While witches were being burned in Europe and depressive disorders in the Western world were considered a vice (‘sloth’) Islamic medicine led on the salvation of the tradition of medicine and psychiatry. The Arab medical tradition also saved many scientific texts that were translated into Arabic from the Greek and then retranslated into the Romance languages of Europe at the end of the Middle Ages when the original versions were being destroyed in the ‘Dark Ages’ of European obscurantism.
We believe that physicians and psychiatrists today need to recognize this great tradition and knowledge.

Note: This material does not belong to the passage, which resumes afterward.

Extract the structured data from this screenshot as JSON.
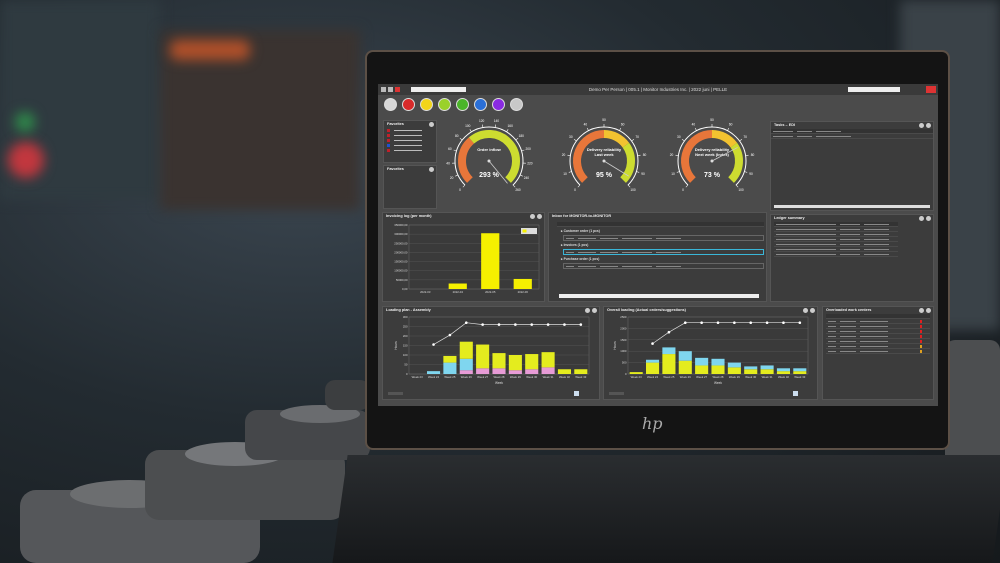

We must counter the fact that a minority ignorant of the history does not take ownership of biased ideas. History teaches us that the progress of medicine including psychiatry is part of Islamic cultures. The progress of medicine and of mental health care owes a lot to Islamic cultures, the continuation of which is honored by medical schools and by psychiatry of today’s Islamic world. Modern medicine needs to recognize this debt and honor all the doctors and psychiatrists who have fallen and continue to fall in the service of their profession and patients.